Sitting around during the day was serving me no better than it would to be near Bella. I had made my family promise to leave Bella alone. They didn't need to give her reminders. I hadn't talked to them in quite some time though. For all I knew, they were prancing around in her life. I secretly hoped Bella hadn't gotten over me, surely there would be pain in that. Which was the opposite of what I wanted for her, but I did know that I wanted to be back in her life. I just couldn't do that yet. I had settled to watch her from afar. To survey her life with out me. Were I to go and find her happy, I could just easily leave comforted. I hoped.
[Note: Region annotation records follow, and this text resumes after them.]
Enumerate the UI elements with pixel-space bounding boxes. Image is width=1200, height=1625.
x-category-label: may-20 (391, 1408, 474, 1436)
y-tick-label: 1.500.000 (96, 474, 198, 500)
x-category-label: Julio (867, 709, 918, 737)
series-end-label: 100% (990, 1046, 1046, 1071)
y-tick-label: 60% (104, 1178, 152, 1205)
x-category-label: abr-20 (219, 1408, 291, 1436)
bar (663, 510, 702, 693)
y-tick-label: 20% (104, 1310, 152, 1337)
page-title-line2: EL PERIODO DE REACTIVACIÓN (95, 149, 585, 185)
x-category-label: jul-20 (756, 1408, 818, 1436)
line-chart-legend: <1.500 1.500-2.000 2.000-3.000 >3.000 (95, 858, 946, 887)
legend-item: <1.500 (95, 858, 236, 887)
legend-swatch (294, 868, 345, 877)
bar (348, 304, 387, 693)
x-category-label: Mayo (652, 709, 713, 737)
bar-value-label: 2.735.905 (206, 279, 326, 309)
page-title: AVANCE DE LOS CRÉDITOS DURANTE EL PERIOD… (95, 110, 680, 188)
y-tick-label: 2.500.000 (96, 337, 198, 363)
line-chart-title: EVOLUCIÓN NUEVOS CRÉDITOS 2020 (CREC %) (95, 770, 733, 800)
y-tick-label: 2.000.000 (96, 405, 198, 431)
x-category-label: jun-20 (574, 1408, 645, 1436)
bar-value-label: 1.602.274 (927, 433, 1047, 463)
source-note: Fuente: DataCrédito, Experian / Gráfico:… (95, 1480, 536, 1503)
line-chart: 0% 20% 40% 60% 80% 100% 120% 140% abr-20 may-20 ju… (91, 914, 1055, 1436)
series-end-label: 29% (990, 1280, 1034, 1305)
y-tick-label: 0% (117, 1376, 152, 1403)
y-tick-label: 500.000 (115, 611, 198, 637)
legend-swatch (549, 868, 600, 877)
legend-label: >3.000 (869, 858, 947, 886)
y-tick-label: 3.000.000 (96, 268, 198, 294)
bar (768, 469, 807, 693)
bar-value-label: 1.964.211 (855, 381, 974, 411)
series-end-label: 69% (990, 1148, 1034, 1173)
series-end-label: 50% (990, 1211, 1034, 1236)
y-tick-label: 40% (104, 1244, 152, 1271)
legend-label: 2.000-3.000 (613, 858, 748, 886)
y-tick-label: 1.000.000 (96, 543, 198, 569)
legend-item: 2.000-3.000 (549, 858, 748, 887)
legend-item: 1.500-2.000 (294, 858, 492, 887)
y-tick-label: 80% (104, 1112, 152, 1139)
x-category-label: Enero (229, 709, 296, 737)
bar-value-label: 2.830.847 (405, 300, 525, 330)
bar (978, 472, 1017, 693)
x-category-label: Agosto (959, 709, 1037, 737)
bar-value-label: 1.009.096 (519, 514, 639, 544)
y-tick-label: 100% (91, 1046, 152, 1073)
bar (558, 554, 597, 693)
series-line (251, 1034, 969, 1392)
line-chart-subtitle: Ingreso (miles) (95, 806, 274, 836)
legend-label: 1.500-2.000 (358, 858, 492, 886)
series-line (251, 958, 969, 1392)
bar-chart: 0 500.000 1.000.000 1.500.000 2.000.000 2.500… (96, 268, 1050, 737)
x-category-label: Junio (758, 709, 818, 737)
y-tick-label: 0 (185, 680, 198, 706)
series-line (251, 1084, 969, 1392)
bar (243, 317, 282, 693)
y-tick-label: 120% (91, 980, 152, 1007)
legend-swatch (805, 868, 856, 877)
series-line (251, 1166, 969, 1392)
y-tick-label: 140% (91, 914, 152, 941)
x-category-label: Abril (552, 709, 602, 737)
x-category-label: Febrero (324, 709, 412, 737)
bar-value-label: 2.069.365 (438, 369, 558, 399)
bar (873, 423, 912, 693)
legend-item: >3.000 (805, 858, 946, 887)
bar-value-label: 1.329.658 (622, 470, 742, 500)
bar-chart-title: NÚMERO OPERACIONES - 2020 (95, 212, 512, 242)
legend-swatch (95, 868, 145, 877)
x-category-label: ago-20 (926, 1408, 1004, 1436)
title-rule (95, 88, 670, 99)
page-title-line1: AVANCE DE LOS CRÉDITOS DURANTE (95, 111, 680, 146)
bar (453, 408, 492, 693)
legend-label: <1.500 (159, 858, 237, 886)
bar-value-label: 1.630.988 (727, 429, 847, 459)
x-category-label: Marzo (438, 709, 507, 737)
My mind was made up though. I was going to Forks. I needed to see her. I needed to breathe in the painful scent of her blood that I lusted after for so long. I needed to see if she was okay. I needed to prove to myself that she could live with out me. Because, surely, I couldn't live without her. I knew though, that if I found her to be unhappy that I would grovel, I would beg on my knees for her to take me back. I would never ask her to forgive me though. Forgiveness was not something I was deserving of. Especially not from her. But, I knew I would beg her for hours if that was what it took.
I pushed myself from the dusty pest infested floor. I was finished feeling sorry for myself. My phone had been left dead on the mangled coffee table a few feet from me. I hadn't bothered to charge it. I didn't care. The charger hung limply out of the plug in the wall. I plugged it in and prepared to talk to Alice. I was ready to go back to Forks, but I needed to talk to her first.
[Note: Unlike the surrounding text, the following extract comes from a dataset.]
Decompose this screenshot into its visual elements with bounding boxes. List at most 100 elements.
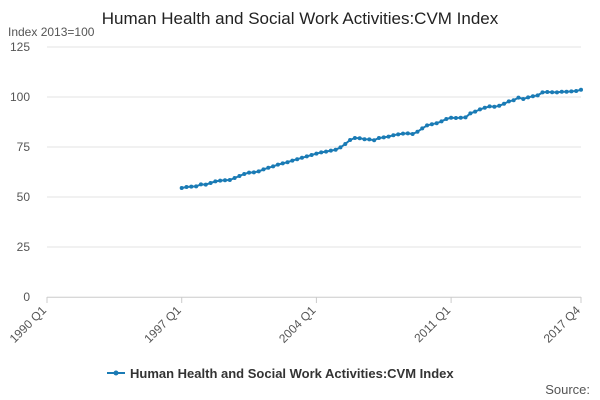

"I thought you might call." Alice's voice was grave. Not as happy as usual, but nothing more could be expected. How could she be her bubbly self when I had done this to her as well? She and Bella were close to best friends and I ordered my family away. I didn't want to think what I had done to them. I could only imagine how upset Rosalie was with me. She was the most furious about having to leave Forks. She wanted to stay. She loved it there. We finally had the perfect semi permanent settlement. The closest thing to a home Rosalie had and I went and ruined it.
My thoughts went back to Alice in the telephone. "So, you've seen then? You know my decision?" Of course she did. I wasn't sure why I asked her. It had been a while since I talked to anyone and it felt like I was making pathetic discussion.
"Yes."
"What do you think? Have you seen any complications?" My voice took a slight edge of paranoia. I was worried about what Bella could be doing. I was worried what could Bella could be doing. I was worried what could happen when I tried to step back into her life. Or even watch her from afar. What would happen if I slipped up and got caught? It wasn't a good idea but I was so desperate that I didn't care.
"Nothing too complicating. I have a theory about what's going on, so don't panic, but I'm not going to tell you now. We're going back home. Get there soon, Edward. We'll talk then." With that, Alice hung up the phone. I was too far away from Alice to pick up any of her thoughts. So, with that I grabbed the small amount of belongings I kept with me and headed for the airport.
The prospect of being home was both comforting and frightening.